達人が何度も口に上らせる極意ではあるが、具体的にこれがそうだと証明することは難しく、存在すら眉唾だと思っている者は多い。
私はまあ、上手くやれたようだ。
うなり声。
そう聞こえたのは雲の都市から。ドバイを模した純白の構造物が震えている。空の全景が獣の口に変わるような音。
ビルが動く。
すべてのビルが集まって一つの棒状のものになり、手足と鱗が生えてきて、その表面が鱗に覆われる。
「龍……」
白一色の龍。浮島もまた胴体となり、一匹の超巨大な龍に変わる。
だがそれは一瞬。龍が私を見たかと思った瞬間。その身をうねらせ、高飛び込みのような軌道を描いて、真っ逆さまに地面へと向かう。
「龍……あれは何なのですか? 龍が都市の姿を真似ていた……? あの単葉機は住人であり門番であり、仙人であり真人でもあるもの……?」
水龍。
私はふとその言葉を漢字でイメージする。確か、龍と水を組み合わせた字があったはず。
「瀧……」
真都、理想の都市とは龍だった。龍はその守り人であった飛行機を失った。
かくて真なる都は灰へと却り、ひとつの流れとなって堕ちてゆく。また水の流れとなって循環の輪へと却るのか。
「ゴールプレートは……」
あった。黒い点。私は望遠カメラで表面の文字を読み取る。
おそらく、この迷宮のクリアパターンは三つ。
雲の都市の中でかくれんぼをしてゴールプレートを探す。
単葉機を破壊して龍を落とす。
そして、あの水龍と戦う展開もあり得たのだろう。
あれはもう動作原理すら分からない超常の存在。ゼウスが超兵器を持ち出したら龍との戦いになったのだろうか。ぞっとしない話だ。

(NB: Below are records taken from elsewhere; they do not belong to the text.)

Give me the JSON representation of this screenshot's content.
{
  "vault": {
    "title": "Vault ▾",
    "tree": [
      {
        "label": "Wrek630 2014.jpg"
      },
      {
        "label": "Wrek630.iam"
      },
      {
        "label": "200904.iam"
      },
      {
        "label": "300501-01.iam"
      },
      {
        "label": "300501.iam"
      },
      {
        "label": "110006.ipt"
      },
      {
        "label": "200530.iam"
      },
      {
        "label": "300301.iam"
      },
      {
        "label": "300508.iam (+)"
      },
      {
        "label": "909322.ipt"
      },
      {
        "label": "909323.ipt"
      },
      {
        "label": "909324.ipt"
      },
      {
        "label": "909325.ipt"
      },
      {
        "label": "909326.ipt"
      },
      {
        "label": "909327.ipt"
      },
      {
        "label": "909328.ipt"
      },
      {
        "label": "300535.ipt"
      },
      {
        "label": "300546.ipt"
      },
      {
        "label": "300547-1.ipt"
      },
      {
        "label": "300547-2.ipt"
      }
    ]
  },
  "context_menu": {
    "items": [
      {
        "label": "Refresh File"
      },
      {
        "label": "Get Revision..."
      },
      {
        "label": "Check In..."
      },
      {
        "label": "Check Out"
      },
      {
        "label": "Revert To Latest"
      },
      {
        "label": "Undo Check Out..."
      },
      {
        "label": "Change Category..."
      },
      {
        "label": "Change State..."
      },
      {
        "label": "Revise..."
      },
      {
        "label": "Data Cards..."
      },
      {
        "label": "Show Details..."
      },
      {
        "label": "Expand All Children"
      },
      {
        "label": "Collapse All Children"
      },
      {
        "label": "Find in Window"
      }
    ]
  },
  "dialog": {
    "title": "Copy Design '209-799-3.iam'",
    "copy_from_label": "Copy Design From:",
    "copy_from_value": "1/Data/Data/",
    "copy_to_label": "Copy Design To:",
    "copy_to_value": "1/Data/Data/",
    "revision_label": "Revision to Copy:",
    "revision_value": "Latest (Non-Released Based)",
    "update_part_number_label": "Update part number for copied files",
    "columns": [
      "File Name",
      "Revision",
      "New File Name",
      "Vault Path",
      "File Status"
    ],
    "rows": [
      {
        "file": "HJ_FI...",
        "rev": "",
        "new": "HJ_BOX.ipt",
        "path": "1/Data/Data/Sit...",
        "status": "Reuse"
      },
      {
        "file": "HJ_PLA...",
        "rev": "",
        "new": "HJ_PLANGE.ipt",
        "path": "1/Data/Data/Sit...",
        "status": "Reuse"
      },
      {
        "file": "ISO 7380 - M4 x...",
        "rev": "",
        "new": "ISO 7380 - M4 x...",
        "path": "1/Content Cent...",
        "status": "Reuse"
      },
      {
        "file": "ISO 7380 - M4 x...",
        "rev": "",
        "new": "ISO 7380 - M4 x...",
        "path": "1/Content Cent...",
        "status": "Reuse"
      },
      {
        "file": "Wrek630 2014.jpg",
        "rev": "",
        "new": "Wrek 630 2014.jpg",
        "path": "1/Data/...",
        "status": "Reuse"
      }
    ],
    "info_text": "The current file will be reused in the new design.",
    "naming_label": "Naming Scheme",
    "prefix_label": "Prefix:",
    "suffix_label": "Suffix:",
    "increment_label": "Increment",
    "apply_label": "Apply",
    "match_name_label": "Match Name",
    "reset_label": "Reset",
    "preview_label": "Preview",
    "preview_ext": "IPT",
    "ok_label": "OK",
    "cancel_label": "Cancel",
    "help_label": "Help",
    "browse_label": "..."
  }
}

「……というより、単葉機と戦うのは想定ルートではなかった気がしますね。ゼウスがいなかったら、あの単葉機は私を都市に案内してくれたような気も……」
ログアウトする。暗がりの中でダイダロスの前にいる。ゼウスとの回線のアイコンが視野に入る。
「ゼウス、迷宮はクリアしました。あなたの仕事だったのに横取りしてすみません」
『そんなこと気にしないでくれ。迷宮は誰がクリアしてもいいんだから』
「それとオイディプスの件ですが、もうしばらく時間が必要……」
と、ふと気になってスマホを見る。ちょうどその時、スタッフからの着信が入った。
『君たちなら何とかできると期待してるよ、じゃあまた』
「ええ、またそのうち」
私は着信に出る。
「もしもし、晰星はクリアしましたか」
『ええ、見事でした、神業というのでしょうか』
「画面に何か表示されましたか?」
『地図が現れて、ここへ向かえと、あなたが戻ってくるまで待って欲しいと言っておきましたが』
「彼女はそこにいるのですね?」
『はい、今はトイレに行っていますが、じき戻るでしょう』
私は最後まで聞かずに通話を切る。
もちろん晰星がどこにも行っていない可能性はある。だが可能性などどうでもいい。
周辺の監視カメラ映像を表示。あらかじめ用意していた監視班に通達。交通網に警報信号を流して地下鉄とバスを止める。タクシーの無線を遮断する。
ダイダロスの制約とは早いもの勝ちの世界。
このゲームセンターの半径1キロは私が押さえている。
ビーチフラッグと行きましょうか、オイディプス――。
Tips 思考走査
ブレインテック、マインドリーディングなどとも呼ばれる人間の考えを読み取る機械のこと。電極によって脳波を計測したり、磁気を当てて脳の血流を測ることで思考を読み取るとされる。
人間の脳活動とは個人によって差異があり、実用的な精度を出すには当人の脳活動を長時間観察し続けなくてはならなかった。技術の進歩により、より汎用的な、脳言語とも呼べるものの解読が試みられている。